After insisting for years that it had no plans to hire any agents, Seattle-based Zillow has reversed course and will open a residential real estate brokerage — though on a very limited basis.

Agents in the new division, called Zillow Homes, have a narrow purview: acquiring and listing homes for the company’s home-flipping division, Zillow Offers. Zillow said Wednesday the service will launch in January in Atlanta, Phoenix and Tucson, and will expand to additional markets (though not Seattle) over the course of next year.

Spurred by competition from venture capital-backed Opendoor, online listings hubs Zillow and Redfin — now followed by traditional residential property giants Keller Williams and Realogy — have made huge bets on digitally brokered home flipping, also called iBuying.

Since launching Zillow Offers in 2018, the company has spent hundreds of millions of dollars per quarter purchasing, renovating and reselling thousands of homes in low-cost, high-growth markets like Phoenix and Atlanta.

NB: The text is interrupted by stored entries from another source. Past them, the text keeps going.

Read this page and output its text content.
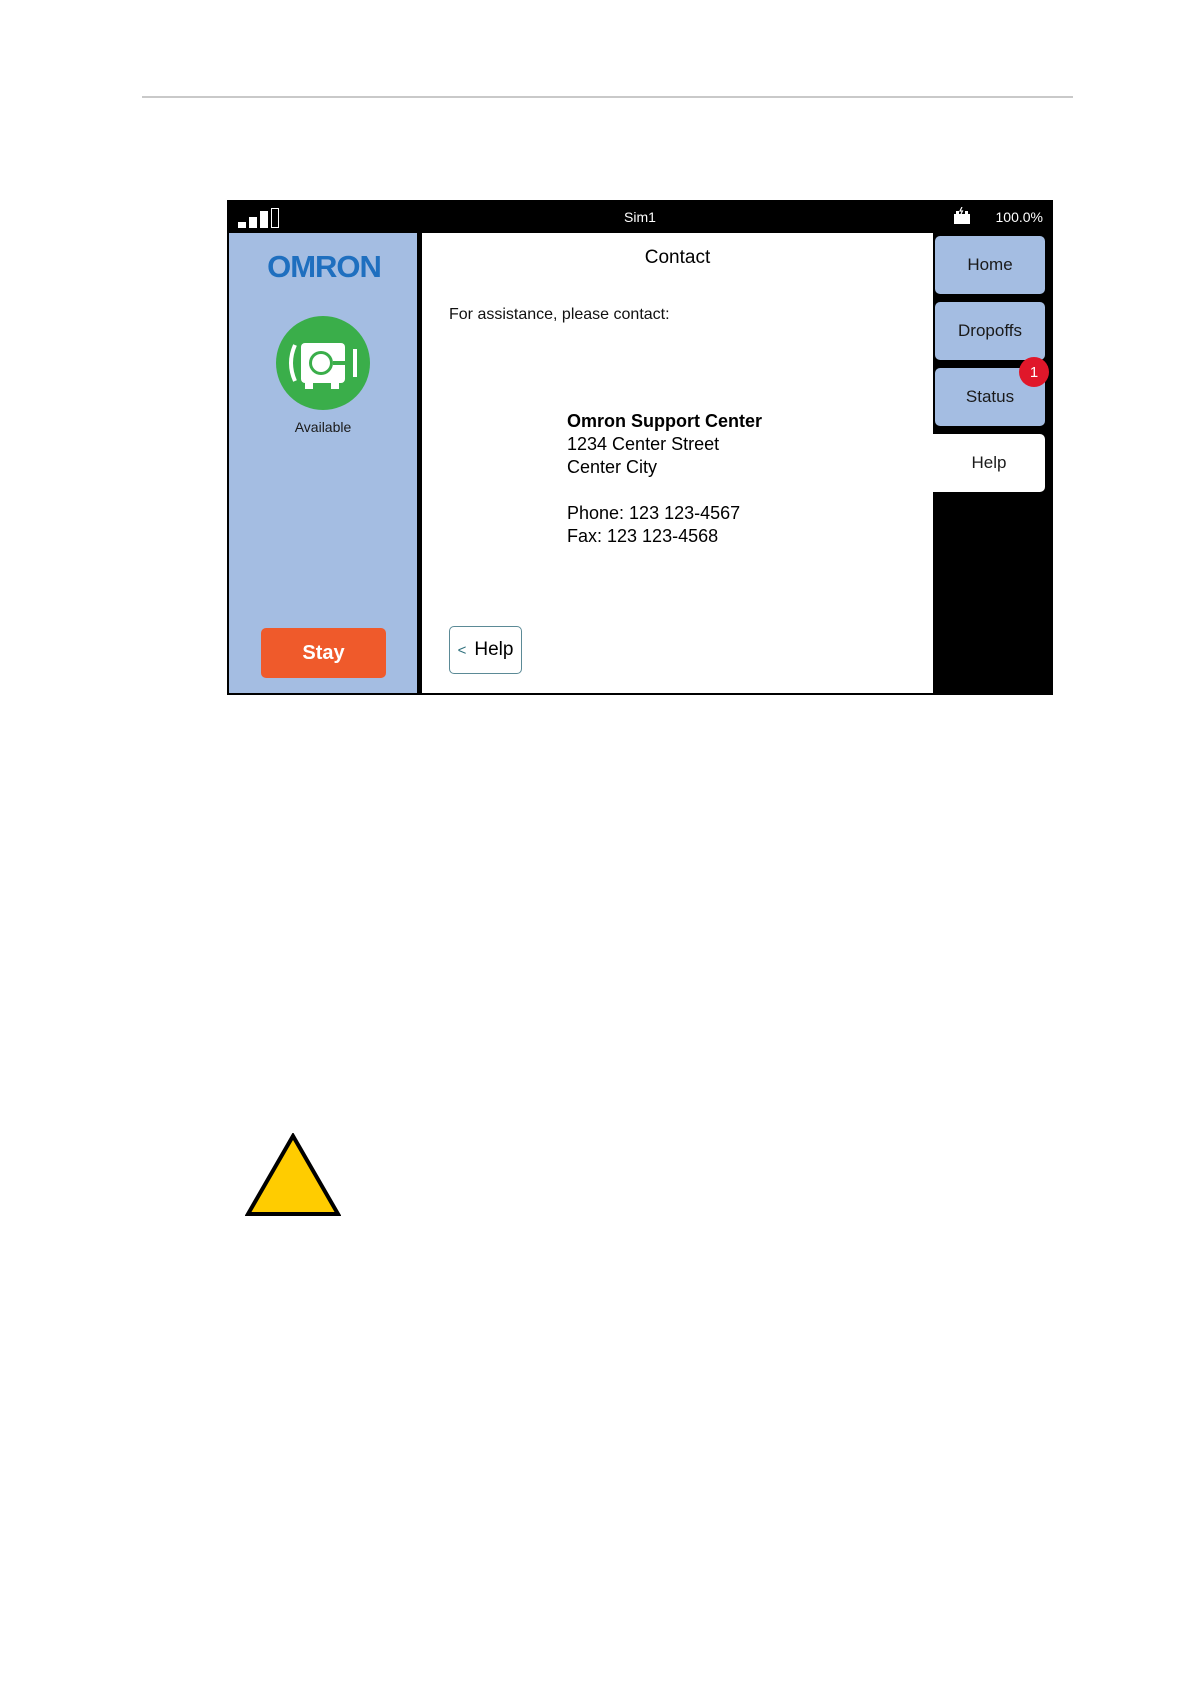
Sim1	100.0%
OMRON
Available
Stay
Contact
For assistance, please contact:
Omron Support Center
1234 Center Street
Center City
Phone: 123 123-4567
Fax: 123 123-4568
< Help
Home
Dropoffs
Status
1
Help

Still, the iBuying sector accounts for only a tiny fraction, 0.5%, or roughly $8 billion, of overall U.S. home sales, according to industry analyst Mike DelPrete. Zillow Offers generated $1.37 billion of that figure, with Opendoor taking the lion’s share of the pie.

Zillow decided to open its own brokerage in part to streamline Zillow Offers, said Errol Samuelson, the company’s chief industry development officer, in a video circulated Wednesday to brokerages. Home sellers using Zillow Offers have found the company’s current system of relying on local third-party real estate agents to facilitate the transaction “confusing” in some instances, Samuelson said.

The company also believes Zillow Home “will help the unit’s economics long-term,” said Zillow spokesperson Viet Shelton.